[liberationtech] Firesheep: Making the Complicated Trivial
Jim Youll
jyoull at alum.mit.edu
Wed Oct 27 13:38:51 PDT 2010
writing in your defense...
On Oct 27, 2010, at 12:50 PM, Gregory Maxwell wrote:
> Not trying to put authentication in the transport layer is _essential_
> to usability because all authentication methods have user interface
> implications. Do you disagree?
All authentication methods /in life/ have user interface implications. Every one that works, that is.
Technology creators have so far not delivered the correct analogue to real-world authentication. We can't even really do the equivalent of looking at a driver's license and then a face to say "yeah, that's probably the guy." PGP came really close but works best with a big set of people vouching for you, and that takes forever. Normal people don't go to key-signing parties and never will.
> Currently there is no easy to use way for you and I to mutually
> authenticate each other. Should the whole world be able to trivially
> and passively eavesdrop, profile, and modify our private conversations
> simply because we can't _both_ be bothered to go through the 20
> minutes of work or so that it would take to meaningfully validate each
> others PGP keys? Should our non-email/file communications all be
> insecure because (other than OTR) not a single one of the applications
> available to us supports a form of authentication which is likely to
> be usable and meaningful for the kind of relationship that you and I
> have personally (e.g. we're random strangers on the internet, who
> happen to be on a common mailing list)?
We need to back away from the idea that it's useful or necessary to (a) make the process fully automatic; (b) not involve "users" at all.
Every person has a subset of correspondents with whom end-to-end authentication and encryption are vital. For all the rest, it's not such a big deal. We need to focus on delivering the proper tools to authenticate that subset, thereby addressing most of the problem, most of the time, for most people. That'd be a hell of a start.

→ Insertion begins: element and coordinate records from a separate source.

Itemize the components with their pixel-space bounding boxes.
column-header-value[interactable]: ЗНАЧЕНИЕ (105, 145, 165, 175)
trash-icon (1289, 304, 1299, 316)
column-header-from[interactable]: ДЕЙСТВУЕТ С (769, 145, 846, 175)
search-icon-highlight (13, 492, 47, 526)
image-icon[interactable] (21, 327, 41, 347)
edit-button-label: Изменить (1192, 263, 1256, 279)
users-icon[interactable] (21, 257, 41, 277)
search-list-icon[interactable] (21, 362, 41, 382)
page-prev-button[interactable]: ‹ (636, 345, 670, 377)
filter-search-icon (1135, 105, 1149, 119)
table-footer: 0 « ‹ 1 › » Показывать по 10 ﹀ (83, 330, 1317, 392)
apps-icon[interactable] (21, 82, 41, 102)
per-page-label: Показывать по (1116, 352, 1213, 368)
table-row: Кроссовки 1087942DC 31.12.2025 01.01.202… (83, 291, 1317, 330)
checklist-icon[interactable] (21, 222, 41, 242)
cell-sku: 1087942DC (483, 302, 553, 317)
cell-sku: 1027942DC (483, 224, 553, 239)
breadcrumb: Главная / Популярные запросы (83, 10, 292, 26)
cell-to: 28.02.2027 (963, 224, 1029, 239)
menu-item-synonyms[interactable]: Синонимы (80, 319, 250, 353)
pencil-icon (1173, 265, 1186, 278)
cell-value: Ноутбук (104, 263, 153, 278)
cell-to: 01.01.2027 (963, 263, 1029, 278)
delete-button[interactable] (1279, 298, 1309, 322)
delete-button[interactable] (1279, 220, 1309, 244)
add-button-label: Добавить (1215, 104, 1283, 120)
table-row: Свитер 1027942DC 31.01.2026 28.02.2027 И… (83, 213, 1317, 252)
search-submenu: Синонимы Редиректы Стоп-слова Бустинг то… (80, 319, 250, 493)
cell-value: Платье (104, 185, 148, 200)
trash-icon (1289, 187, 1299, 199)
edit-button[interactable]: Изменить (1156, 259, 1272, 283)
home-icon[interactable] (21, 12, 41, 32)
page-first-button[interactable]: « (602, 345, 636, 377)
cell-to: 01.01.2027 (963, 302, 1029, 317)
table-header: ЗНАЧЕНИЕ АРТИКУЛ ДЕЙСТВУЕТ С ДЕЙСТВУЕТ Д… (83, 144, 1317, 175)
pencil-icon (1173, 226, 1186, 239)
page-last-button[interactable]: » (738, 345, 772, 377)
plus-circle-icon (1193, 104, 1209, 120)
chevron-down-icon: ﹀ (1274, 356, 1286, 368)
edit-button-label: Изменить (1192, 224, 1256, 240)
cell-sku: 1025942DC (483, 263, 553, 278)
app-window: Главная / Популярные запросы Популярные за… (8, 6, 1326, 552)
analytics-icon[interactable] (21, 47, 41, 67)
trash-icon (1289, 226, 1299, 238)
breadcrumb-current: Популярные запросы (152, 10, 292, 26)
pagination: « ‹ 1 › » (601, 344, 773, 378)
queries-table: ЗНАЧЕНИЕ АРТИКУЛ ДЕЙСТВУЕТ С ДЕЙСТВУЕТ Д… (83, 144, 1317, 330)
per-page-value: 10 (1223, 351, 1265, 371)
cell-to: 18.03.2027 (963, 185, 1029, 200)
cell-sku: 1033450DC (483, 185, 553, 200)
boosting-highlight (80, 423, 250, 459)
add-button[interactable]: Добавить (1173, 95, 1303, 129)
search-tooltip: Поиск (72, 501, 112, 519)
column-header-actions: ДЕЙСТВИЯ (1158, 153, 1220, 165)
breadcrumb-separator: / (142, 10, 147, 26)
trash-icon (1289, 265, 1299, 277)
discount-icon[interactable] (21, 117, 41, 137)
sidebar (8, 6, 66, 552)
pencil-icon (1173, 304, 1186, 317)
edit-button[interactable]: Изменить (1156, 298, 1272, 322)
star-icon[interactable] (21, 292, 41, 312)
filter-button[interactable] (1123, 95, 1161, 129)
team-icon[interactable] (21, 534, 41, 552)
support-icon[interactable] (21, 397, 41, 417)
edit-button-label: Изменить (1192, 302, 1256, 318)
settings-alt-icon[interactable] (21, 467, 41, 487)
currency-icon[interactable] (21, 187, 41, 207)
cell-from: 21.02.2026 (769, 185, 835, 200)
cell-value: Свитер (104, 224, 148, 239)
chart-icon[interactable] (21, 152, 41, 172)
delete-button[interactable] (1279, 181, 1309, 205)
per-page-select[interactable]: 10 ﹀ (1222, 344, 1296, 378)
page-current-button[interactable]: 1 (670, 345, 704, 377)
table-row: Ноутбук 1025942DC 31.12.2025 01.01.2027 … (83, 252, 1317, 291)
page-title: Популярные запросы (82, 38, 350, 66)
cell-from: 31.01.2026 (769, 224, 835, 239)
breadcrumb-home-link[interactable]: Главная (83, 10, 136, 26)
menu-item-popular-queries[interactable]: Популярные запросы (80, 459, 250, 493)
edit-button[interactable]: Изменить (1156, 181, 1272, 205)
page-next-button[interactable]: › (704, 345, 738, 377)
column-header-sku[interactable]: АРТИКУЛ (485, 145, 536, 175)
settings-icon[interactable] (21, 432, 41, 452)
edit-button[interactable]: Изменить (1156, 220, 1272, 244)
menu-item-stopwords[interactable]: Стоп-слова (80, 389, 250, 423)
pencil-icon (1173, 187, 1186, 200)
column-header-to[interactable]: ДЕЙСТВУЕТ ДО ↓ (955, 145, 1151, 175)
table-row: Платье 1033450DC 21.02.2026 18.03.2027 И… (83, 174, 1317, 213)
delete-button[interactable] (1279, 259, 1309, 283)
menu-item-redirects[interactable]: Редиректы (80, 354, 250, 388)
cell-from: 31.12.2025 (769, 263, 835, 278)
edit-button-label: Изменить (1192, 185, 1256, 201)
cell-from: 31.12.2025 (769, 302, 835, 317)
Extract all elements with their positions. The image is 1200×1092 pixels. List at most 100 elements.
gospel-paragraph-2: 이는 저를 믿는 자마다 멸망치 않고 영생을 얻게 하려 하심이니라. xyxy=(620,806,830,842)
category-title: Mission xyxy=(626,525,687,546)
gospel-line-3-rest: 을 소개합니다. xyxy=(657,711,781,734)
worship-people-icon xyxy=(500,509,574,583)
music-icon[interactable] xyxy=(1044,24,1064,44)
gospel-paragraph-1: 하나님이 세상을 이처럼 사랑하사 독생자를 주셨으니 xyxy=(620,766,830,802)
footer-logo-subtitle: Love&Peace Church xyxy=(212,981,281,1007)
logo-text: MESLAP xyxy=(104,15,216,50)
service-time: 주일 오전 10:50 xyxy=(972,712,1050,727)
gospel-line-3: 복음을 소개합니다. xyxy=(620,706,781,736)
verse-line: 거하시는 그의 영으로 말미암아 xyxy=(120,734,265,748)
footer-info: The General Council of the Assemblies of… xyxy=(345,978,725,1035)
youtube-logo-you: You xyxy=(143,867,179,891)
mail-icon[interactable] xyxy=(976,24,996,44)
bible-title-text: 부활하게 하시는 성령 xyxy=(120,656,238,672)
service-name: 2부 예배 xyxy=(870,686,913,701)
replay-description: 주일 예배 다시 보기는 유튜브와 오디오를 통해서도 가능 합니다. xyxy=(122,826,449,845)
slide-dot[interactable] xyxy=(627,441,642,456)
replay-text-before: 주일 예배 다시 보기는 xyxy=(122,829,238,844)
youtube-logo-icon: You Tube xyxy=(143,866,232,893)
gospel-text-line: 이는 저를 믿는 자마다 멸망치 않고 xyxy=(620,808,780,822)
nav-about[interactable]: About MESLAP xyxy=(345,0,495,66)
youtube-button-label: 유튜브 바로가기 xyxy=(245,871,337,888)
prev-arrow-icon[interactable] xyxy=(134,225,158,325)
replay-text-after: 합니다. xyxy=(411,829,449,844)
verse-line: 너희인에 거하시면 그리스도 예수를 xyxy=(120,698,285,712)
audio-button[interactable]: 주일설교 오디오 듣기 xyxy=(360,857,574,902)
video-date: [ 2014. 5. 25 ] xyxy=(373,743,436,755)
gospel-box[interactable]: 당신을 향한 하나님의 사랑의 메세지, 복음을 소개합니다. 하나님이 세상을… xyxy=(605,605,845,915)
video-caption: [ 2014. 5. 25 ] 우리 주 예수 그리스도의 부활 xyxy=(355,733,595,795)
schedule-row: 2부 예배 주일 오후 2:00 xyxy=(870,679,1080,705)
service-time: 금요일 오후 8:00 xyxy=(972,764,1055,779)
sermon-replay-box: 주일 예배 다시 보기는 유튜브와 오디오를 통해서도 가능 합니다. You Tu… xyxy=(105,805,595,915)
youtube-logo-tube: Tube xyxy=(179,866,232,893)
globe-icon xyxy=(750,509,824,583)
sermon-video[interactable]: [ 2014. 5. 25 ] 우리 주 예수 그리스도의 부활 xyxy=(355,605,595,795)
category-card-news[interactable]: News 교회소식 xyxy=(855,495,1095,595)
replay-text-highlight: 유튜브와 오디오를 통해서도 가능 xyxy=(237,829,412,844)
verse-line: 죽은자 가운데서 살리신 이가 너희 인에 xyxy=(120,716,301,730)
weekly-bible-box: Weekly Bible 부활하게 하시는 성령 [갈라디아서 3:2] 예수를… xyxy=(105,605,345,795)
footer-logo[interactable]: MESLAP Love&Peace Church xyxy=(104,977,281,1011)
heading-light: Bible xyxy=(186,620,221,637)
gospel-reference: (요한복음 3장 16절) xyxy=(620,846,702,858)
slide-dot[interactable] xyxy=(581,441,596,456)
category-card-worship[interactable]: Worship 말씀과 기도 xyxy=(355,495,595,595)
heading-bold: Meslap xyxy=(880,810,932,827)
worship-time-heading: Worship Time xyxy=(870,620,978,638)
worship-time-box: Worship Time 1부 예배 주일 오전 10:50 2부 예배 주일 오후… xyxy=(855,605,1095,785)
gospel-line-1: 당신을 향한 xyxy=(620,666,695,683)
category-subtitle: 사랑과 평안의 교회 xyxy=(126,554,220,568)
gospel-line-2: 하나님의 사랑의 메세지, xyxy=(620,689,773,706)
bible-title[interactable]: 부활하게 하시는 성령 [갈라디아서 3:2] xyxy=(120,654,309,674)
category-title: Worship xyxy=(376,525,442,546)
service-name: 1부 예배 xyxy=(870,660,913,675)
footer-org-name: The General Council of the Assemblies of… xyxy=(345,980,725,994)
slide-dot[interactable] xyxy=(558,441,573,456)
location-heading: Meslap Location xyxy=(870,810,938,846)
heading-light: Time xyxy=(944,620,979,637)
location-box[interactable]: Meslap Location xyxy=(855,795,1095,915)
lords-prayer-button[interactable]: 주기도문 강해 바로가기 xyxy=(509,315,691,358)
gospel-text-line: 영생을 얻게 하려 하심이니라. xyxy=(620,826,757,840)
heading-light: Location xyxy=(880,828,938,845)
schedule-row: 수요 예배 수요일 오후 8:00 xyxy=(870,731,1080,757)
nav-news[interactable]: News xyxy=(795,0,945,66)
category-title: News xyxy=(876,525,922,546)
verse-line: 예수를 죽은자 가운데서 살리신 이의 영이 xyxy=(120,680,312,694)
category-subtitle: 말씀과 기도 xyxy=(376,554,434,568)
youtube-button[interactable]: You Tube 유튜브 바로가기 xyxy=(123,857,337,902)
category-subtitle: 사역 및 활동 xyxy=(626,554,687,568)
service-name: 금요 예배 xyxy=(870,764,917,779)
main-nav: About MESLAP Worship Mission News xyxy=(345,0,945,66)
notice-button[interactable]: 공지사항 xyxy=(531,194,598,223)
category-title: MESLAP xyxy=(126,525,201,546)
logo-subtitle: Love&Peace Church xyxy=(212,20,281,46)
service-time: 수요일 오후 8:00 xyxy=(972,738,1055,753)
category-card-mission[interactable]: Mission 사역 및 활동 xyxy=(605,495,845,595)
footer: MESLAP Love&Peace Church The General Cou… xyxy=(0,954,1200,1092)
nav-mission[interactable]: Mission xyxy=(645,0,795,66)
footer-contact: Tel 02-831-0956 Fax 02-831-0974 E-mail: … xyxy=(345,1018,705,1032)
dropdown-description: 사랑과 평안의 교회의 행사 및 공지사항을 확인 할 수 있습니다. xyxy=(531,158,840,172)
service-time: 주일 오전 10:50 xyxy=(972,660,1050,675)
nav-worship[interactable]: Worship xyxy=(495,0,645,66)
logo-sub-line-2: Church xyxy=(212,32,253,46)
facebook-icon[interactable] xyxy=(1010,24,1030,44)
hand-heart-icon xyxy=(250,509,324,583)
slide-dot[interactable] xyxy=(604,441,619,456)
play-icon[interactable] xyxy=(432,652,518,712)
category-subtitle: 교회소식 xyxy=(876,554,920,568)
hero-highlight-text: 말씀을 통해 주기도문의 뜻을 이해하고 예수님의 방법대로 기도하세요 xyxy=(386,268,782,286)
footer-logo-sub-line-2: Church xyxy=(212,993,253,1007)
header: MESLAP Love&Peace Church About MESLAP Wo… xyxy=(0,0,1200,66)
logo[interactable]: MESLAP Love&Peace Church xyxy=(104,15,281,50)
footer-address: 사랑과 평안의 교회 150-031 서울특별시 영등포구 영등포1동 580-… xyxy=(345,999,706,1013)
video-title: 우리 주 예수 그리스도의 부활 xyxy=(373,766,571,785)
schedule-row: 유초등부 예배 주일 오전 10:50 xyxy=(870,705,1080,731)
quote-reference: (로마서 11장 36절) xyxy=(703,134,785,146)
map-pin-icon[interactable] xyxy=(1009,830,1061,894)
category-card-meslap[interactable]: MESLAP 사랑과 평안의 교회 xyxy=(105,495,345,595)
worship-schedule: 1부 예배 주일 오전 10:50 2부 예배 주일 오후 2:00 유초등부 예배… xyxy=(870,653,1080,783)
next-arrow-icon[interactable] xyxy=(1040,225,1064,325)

People are already jumping through all kinds of hoops and performing invented, not useful rituals to try to "protect themselves online." For all that effort going out, pursuing witchcraft and things they've heard on the street, they're not getting much in return. This reminds me of the issue of sex ed in schools vs. kids learning about birth control from one another... you get a lot of solutions that "sound plausible" and that are attractively easy to do (to the uninformed), but don't work very well. The father of a friend of mine "deletes all the cookies" every morning, for example, before doing any browsing.
Let's give them something productive, provably useful, to do with all that concern and energy. Doing the right thing will take up less of their time in the long run.
Confidential to those who are about to write: and, so, WHAT? :
I worked on this problem a few years ago. I wrote a lot of code.
The solution is mostly about involving people in their own protection, in meaningful ways.
I would like to pull the project out of the cupboard and at least work on formalizing it, testing the methodologies, and getting critiques.
However, at present I have no standing/affiliation anywhere and don't want to pursue it all on my own out of pocket (because I can't - sad, I know).
So, if you can help me fix that last part, maybe we can collectively speak to the real problem.